За исключением тех моментов, когда он читал, взгляд у Бродского был материнский. Мне хочется думать, что так он старался утешить слушателя после муки, доставленной его стихами, этими бьющими без промаха зарядами скептицизма и жестоко прямого видения мира. Его взгляд не был загадочен, что предполагается у великих людей, не напоминал он и устремленный за пределы доступного простым смертным взгляд ясновидца. Его глаза были устремлены на собеседника, внимательные, смеющиеся, отражающие полуулыбку. В разговоре все его лицо как бы превращалось в изогнутую бровь, как бы в ожидании иронического высказывания, которое будет одновременно щадящим и значительным, таким, что стоит запомнить. Если другие не могли сказать нечто такое, он всегда мог — еврей, считавший, что живет в дохристианскую эпоху.
В какой-то момент, еще задолго до смерти, Иосиф прописался в одном помещении с Блаженным Августином. Легко можно себе представить, как озадачен и заинтересован был Отец Церкви, когда это произошло. Августин сидел в одном конце комнаты, Иосиф сел на стул напротив и начал писать ему письмо в стихах: “Ты пиши свой “Град Божий”, а я опишу тебе вандалов у ворот Гиппона[27]. Между прочим, некоторые из них, — и тут выскакивало метрически точное разговорное выражение, — неплохие ребята”.
/Перевод Л.Лосева/
Валентина Полухина. Мичиганский университет: 1980
Валентина Полухина — профессор русской литературы (Keele University, Англия), автор книг “Joseph Brodsky: A Poet for Our Time” (1989) и “Brodsky Through the Eyes of his Contemporaries” (1992), соредактор (вместе со Львом Лосевым) книги “Brodsky's Poetics and Aesthetics” (1990), составитель (вместе с Юле Пярли) “Стоваря тропов Бродского”
Какой я замечательный преподаватель, не правда ли? — по-мальчишески обращается ко мне Иосиф после одного из своих семинаров.
— Преподаватель вы, честно говоря, никакой, — отвечаю я, воздерживаясь от комплиментов, зная, что он их не выносит, даже когда напрашивается на них.
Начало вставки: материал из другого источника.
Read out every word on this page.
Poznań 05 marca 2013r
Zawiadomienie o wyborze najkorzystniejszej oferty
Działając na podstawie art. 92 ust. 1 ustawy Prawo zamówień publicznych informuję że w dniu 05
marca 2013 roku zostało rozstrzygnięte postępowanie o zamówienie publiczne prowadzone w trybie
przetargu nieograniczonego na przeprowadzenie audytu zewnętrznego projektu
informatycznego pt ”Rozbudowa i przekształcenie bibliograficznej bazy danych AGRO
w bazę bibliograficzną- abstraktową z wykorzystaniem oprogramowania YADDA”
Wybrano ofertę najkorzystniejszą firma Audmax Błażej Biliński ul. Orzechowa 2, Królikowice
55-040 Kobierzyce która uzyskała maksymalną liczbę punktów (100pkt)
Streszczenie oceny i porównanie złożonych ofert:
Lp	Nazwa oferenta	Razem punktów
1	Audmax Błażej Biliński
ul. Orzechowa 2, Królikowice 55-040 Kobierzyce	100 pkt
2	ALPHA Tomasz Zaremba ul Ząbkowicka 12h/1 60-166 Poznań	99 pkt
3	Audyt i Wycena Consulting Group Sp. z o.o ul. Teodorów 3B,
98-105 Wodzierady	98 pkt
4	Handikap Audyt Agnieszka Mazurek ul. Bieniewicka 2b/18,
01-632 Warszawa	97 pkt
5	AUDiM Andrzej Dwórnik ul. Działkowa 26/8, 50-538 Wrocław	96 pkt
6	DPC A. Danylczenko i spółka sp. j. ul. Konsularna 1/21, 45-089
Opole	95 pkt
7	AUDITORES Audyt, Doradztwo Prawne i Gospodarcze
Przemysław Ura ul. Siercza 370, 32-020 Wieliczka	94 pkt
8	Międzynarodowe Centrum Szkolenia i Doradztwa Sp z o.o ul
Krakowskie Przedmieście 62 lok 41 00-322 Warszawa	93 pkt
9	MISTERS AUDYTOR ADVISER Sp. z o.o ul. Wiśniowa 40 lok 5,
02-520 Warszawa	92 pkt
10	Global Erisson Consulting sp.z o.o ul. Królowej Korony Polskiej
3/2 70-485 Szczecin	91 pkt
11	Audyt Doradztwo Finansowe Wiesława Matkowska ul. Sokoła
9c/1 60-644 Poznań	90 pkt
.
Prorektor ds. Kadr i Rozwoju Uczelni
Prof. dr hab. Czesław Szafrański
Явление Бродского-преподавателя столь разнообразное, почти грандиозное и абсолютно харизматическое, что заслуживает большего, чем эта маленькая заметка-воспоминание. Он многое делал вопреки общепринятым методам педагогики. Он мог изменить тему в течение первых минут уже начавшегося семинара, спросив студентов: “Так, кого мы сегодня обсуждаем? Rilke's “Orpheus. Eurydice. Hermes”? Знаете, давайте лучше поговорим о цветаевском “Новогоднем”, Рильке посвященном”. Бывали изменения, не связанные никакими ассоциациями: вместо цветаевской “Попытки ревности”, которую он накануне просил студентов выучить наизусть (сам он читал по памяти все анализируемые стихи и цитировал наизусть еще из сотни авторов, им упомянутых), он предлагал “Элегию Н.Н.” Милоша. Он явно перегружал свои семинары информацией, и чем меньше студенты знали о поэте, тем больше он старался компенсировать их пробелы, делая устные сноски чуть ли не к каждому слову стихотворения, биографо-психологические, исторические, философские, но главным образом поэтические, напоминая, что в поэзии все эхо всего. Так, во время прочтения ахматовской “Сожженной тетради” следует отступление сначала о “Священной весне” Стравинского, затем о “денисьевском цикле” Тютчева, последний тут же на наших глазах переводится на английский. На случаи полного невежества студентов он тоже мог реагировать весьма своеобразно: когда при обсуждении пастернаковского “Гамлета” на школьный вопрос: “А между прочим, где находится Дания?” никто из студентов не может ответить, Иосиф почти в гневе произносит фразу, преподавателю ни при какой погоде не дозволенную: “Нация, которая не знает географии, заслуживает быть завоеванной”. Иногда он прерывал затянувшееся молчание студентов иронической шуткой, а чаще просто глубоко вздыхал, как при великом горе, и начинал рассказывать биографию поэта, как в случае с Васко Попа, историю литературы и страны поэта, указывал на истоки его образной системы, обнаруживая недюжинные познания в югославском фольклоре и примитивном искусстве вообще.